Le rabbin le tendit à Eymerich avec précaution.

— On croit que tous les ouvrages de Maria Sicula ont été perdus. On ne les connaît qu’à travers les citations de Zosime de Panopolis et d’Olympiodore. Mais voici une copie du Discours de Marie l’érudite sur la Pierre des Philosophes. Il existe une édition latine abrégée et christianisée, et d’autres en grec et en arabe, encore moins fiables. Celle-ci est l’originale en hébreu.

— Une langue que je ne connais pas.

— Nissim pourra vous aider.

— Lui-même ne la maîtrise pas parfaitement.

De Gaudio plissa les lèvres en un sourire énigmatique.

— Il en sait suffisamment. Fiez-vous à son ancien tuteur.
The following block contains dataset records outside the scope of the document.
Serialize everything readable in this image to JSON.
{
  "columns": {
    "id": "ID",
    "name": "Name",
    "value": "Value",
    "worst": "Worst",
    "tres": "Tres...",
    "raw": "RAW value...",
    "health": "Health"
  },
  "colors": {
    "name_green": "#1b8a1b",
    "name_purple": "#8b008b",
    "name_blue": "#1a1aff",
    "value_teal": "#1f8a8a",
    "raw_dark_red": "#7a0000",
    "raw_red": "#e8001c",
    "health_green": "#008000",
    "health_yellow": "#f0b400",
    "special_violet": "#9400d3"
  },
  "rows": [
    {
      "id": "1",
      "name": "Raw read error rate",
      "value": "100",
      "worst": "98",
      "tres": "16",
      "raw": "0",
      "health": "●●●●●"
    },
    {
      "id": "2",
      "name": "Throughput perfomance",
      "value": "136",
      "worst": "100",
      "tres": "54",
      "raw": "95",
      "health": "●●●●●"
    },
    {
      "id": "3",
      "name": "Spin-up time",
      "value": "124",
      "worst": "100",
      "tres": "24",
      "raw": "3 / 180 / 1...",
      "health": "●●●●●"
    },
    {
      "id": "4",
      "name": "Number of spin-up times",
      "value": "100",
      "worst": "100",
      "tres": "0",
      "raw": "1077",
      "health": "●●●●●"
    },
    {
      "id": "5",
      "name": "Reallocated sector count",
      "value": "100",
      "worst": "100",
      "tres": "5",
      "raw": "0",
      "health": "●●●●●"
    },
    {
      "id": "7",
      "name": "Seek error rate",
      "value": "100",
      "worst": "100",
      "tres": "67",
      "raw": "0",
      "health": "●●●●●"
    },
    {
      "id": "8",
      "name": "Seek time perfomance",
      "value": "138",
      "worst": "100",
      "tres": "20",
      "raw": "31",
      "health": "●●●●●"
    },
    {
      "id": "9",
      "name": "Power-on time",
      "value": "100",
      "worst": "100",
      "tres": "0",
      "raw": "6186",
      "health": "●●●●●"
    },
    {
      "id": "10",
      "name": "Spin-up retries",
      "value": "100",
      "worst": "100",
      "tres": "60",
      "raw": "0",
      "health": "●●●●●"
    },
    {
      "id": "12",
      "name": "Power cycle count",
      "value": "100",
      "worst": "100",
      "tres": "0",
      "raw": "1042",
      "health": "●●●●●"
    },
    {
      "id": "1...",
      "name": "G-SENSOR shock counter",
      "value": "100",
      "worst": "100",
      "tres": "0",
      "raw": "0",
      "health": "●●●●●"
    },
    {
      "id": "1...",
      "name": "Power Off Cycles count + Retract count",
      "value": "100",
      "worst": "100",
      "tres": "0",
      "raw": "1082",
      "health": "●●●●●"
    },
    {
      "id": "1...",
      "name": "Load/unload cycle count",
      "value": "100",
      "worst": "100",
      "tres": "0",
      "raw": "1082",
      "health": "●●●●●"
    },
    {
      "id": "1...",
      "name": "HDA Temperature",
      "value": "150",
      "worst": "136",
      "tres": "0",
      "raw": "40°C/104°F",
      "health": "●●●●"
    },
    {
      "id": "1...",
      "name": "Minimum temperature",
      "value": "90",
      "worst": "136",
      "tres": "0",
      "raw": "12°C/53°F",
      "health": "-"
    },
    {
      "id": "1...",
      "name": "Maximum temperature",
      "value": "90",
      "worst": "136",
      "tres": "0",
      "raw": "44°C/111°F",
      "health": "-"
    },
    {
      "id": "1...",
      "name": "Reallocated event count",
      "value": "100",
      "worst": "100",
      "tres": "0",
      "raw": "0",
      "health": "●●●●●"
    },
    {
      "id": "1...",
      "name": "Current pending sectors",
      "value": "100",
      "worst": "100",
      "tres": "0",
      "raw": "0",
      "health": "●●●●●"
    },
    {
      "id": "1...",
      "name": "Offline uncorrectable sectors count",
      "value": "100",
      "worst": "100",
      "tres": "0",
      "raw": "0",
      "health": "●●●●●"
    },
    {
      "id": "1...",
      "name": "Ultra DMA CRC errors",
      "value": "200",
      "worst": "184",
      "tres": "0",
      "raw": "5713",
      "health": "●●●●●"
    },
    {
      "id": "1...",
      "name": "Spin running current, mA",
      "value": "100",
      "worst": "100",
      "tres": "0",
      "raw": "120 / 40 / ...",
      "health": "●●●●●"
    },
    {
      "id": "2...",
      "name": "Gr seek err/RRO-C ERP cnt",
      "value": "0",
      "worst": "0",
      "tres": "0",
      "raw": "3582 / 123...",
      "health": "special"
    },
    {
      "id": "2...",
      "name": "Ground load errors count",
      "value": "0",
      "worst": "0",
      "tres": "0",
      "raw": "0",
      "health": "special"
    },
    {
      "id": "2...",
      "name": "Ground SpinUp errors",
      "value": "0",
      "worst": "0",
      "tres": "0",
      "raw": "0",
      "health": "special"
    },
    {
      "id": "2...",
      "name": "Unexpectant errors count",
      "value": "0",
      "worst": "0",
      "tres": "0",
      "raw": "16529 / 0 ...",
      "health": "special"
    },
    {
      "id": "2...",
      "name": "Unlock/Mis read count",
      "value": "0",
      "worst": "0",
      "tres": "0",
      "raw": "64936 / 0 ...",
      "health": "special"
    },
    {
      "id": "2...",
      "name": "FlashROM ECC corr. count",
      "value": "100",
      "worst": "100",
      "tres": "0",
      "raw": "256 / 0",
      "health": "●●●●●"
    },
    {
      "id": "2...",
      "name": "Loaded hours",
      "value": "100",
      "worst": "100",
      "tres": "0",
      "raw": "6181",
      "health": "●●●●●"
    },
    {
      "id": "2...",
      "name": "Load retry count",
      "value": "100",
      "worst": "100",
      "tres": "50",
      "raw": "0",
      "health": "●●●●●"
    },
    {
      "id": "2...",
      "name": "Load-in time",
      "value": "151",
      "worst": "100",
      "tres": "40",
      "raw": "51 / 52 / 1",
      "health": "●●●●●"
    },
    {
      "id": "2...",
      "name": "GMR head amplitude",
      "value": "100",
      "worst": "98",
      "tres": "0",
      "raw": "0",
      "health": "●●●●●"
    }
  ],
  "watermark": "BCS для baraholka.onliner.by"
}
Nissim n’entendit peut-être pas.

— Dépêchons-nous, père, lança-t-il à Eymerich. En dehors de la ronde, nous devons embarquer demain matin aux premiers rayons du soleil.

— Tu as raison, j’arrive.

Eymerich glissa le livre sous son bras. Il éprouvait une certaine reconnaissance envers le rabbin mais il ne pouvait l’admettre. Il dit seulement d’un ton expéditif :

— J’intercéderai pour l’abolition de la jucularia, mais je ne peux rien vous garantir.

— Je sais que vous ferez de votre mieux, et ça me suffit. J’insiste juste sur le fait que le livre que je vous ai donné n’a rien à voir avec la religion juive. Il a été écrit par une Juive qui ne représente ni les juifs, ni notre foi.

La rue était déserte, tout comme les ruelles voisines.

— Le Palazzo Steri est très loin ? demanda Eymerich à Nissim.

— Plutôt, père.

— Il nous reste peu d’heures de sommeil. Je propose de nous faire héberger à Saint-Dominique, dont j’aperçois le sommet du clocher. Nous pourrions nous reposer un peu, avant de chercher la galère pour Naples. Qu’en dis-tu ?

— Je suis d’accord, père. La demeure des Chiaromonte doit être très agitée, avec tous les barons qui y logent. Sans parler des soldats, des serviteurs, des courtisans. Mieux vaut s’arrêter chez les dominicains qu’au Palazzo Steri. On dormira au moins deux heures de plus.

La nuit s’épaississait, mais la lune, dans son troisième quartier, éclairait bien les ruelles. Un petit vent saumâtre éloignait les effluves des ordures, qui s’accumulaient même sur les bords du Kemonia. Il n’y avait ni sciurta ni badauds. La façade de Saint Dominique était agréablement bercée par le balancement des palmiers et le parfum des fleurs.

Grâce à la clarté lunaire, Eymerich trouva la chaîne de la clochette et tira d’un coup sec. Il s’attendait à voir apparaître un frère gardien ou à n’obtenir aucune réponse. Au bout d’un moment, la trappe aménagée dans la porte d’entrée s’ouvrit. Et le père Simone dal Pozzo apparut, une bougie à la main.

— Quel plaisir de vous revoir, magister ! Après tout ce temps ! Entrez, vous et votre serviteur. Que Dieu vous bénisse. Vous allez pouvoir me raconter où vous êtes allé ces dernières semaines ! J’ai demandé de vos nouvelles, mais personne ne semblait en avoir.